Из окна моей комнаты, со второго этажа, видна вся площадь. Днем и ночью за стеклянной стеной плещется людское море. Дважды в сутки бывает мощный прилив. Площадь захлестывает волна служащих. До чего же тоскливое зрелище! Головы у всех опущены: утром из-за яркого солнца, вечером — от голода и усталости. И вечно они торопятся, бегут. Стальной ящик выплевывает их пачками, они заливают площадь, текут мимо стеклянной стены и, всосанные широкими дверями контор и оффисов, исчезают за разноцветными стенами. Шум бесчисленных шагов, словно грохот прибоя, наполняет комнату, где я сижу, и отдается в каждой клеточке моего тела.
Площадь никогда не пустеет. Стеклянная стена постоянно подрагивает от шума. Служащих сменяют люди самых различных профессий и возрастов. Манекенщицы и фоторепортеры. Группы туристов из провинции. Приверженцы очередной новоявленной религии. Домохозяйки. Студенты. Торговцы. Безработные. В субботние вечера — толпы влюбленных, не имеющих пристанища. Первого мая — рабочие и полицейские. И все толкутся здесь, покрываются пылью, мокнут под дождем. За спиной у себя я постоянно ощущаю толпу. Однажды из этой толпы вынырнула Кёко. И больше в нее не вернулась. Щуря глаза от апрельского солнца и улыбаясь, она выбралась из толчеи и остановилась перед стеклянной стеной.
Это было в понедельник, во второй половине дня. Заведующий отделом Айда вызвал меня по телефону и попросил спуститься в кафетерий на первый этаж. Кафетерий примыкает к выставочному залу. У входа — кондитерский киоск, а в глубине стоят столики. Был как раз обеденный перерыв, и зал гудел, словно улей. Айда сидел за столиком в дальнем углу, у окна, и разговаривал с девушкой. Я подсел к ним.

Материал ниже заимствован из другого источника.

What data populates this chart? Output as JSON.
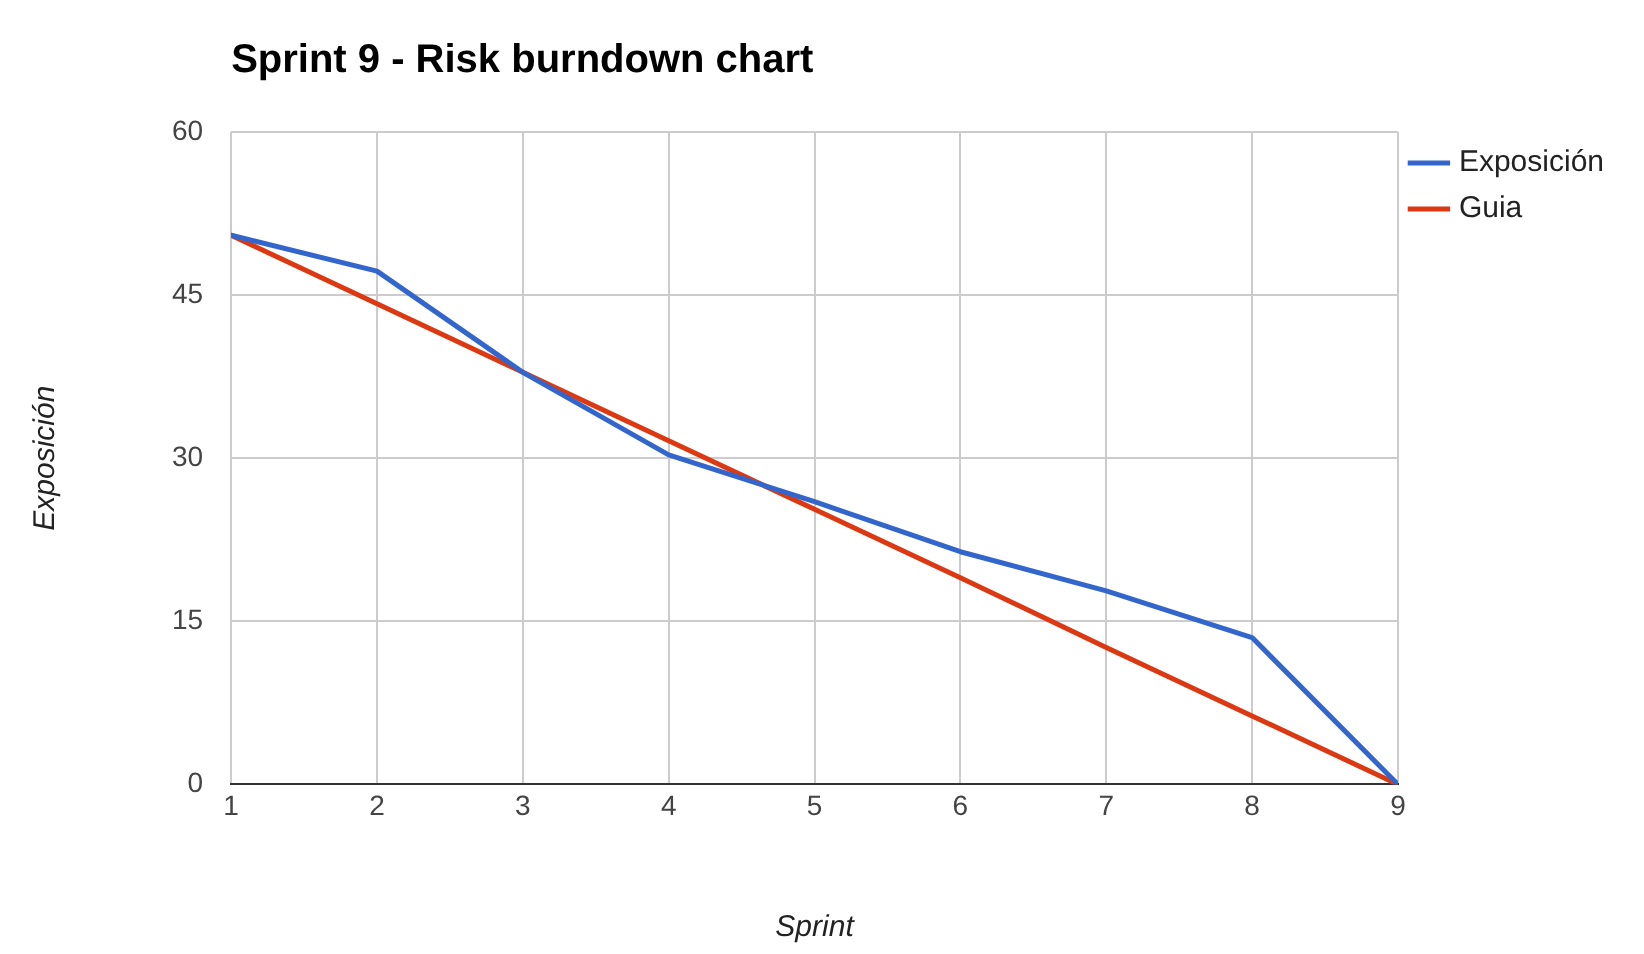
{
  "chart_data": {
    "type": "line",
    "title": "Sprint 9 - Risk burndown chart",
    "xlabel": "Sprint",
    "ylabel": "Exposición",
    "x": [
      1,
      2,
      3,
      4,
      5,
      6,
      7,
      8,
      9
    ],
    "series": [
      {
        "name": "Exposición",
        "color": "#3366cc",
        "values": [
          50.5,
          47.2,
          37.9,
          30.3,
          26.0,
          21.4,
          17.8,
          13.5,
          0
        ]
      },
      {
        "name": "Guia",
        "color": "#dc3912",
        "values": [
          50.5,
          44.2,
          37.9,
          31.6,
          25.3,
          19.0,
          12.6,
          6.3,
          0
        ]
      }
    ],
    "xlim": [
      1,
      9
    ],
    "xticks": [
      1,
      2,
      3,
      4,
      5,
      6,
      7,
      8,
      9
    ],
    "ylim": [
      0,
      60
    ],
    "yticks": [
      0,
      15,
      30,
      45,
      60
    ],
    "grid": true,
    "legend": "top right",
    "marker": "none",
    "line_style": "solid"
  }
}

Девушку освещало солнце. Когда она смеялась, были видны щербатые зубы. Круглоглазая, густобровая девчонка с задорно вздернутым носом. На столе валялась потертая клетчатая сумка, похожая на мешок для плотницких инструментов. Что могло там лежать? Киножурналы или журналы мод с истрепанными обложками? Поломанная пластмассовая шкатулка для косметики? Что еще могло храниться в сумке такой девчонки, как эта? Лак у нее на ногтях облупился, туфли были покрыты пылью. Самая что ни на есть обыкновенная девушка, каких сотни на курсах кулинарии или кройки и шитья.
Позже я узнал, что Айда, меняя экспонаты в выставочном зале, заметил ее за стеклянной стеной в толпе любопытных. В тот день как раз был выставлен на всеобщее обозрение новый английский автомат для упаковки жевательной резинки. Когда загудел мотор и с быстротой молнии замелькали металлические руки, превращавшие длинные розовые лоскуты пластиката в изящные пакетики, зрители стали шумно выражать свое одобрение. Девушка, приплюснув нос к стеклу, громко смеялась от восторга и вскрикивала, как ребенок. «Надо было видеть выражение ее лица!» — говорил потом Айда.
Когда я подсел к их столику, они оживленно болтали о фильме Диснея. Как видно, между ними уже установились непринужденные отношения: ни дать ни взять — дядюшка и племянница. Не знаю, как ему удалось затащить в кафетерий совсем незнакомую девушку. Тут, видно, помогла его седина, глубокие морщины у глаз и новый, с иголочки, светло-серый костюм.
Айда рассказывал ей сплетни про джазовых певиц и кинозвезд. Она от души хохотала, негодовала, ахала. Потом он спросил, где она работает. Девушка сказала, что работает конторщицей в небольшой торговой фирме, неподалеку от нас. Иногда ей приходится исполнять и обязанности рассыльного. Айда записал название и телефон фирмы. По его просьбе я купил для девушки шоколадный набор.
— Ой, вот здорово! Спасибо вам! Не придется тратиться на амида [4]. — Потом она швырнула коробку в сумку, повесила сумку на плечо и улыбнулась. На ее верхнюю губу упал луч солнца, нежный пушок засеребрился, как промелькнувшая на дне озера рыбка. Если и было в ней что-нибудь привлекательное, то именно это. Как только девушка ушла, Айда спросил, как она мне понравилась. Но ничего особенно лестного я сказать не мог.
— Мне кажется, она очень фотогенична, — пробормотал он и, поднявшись, стал с трудом закуривать сигарету от непослушной зажигалки, прозванной «Радость поджигателя».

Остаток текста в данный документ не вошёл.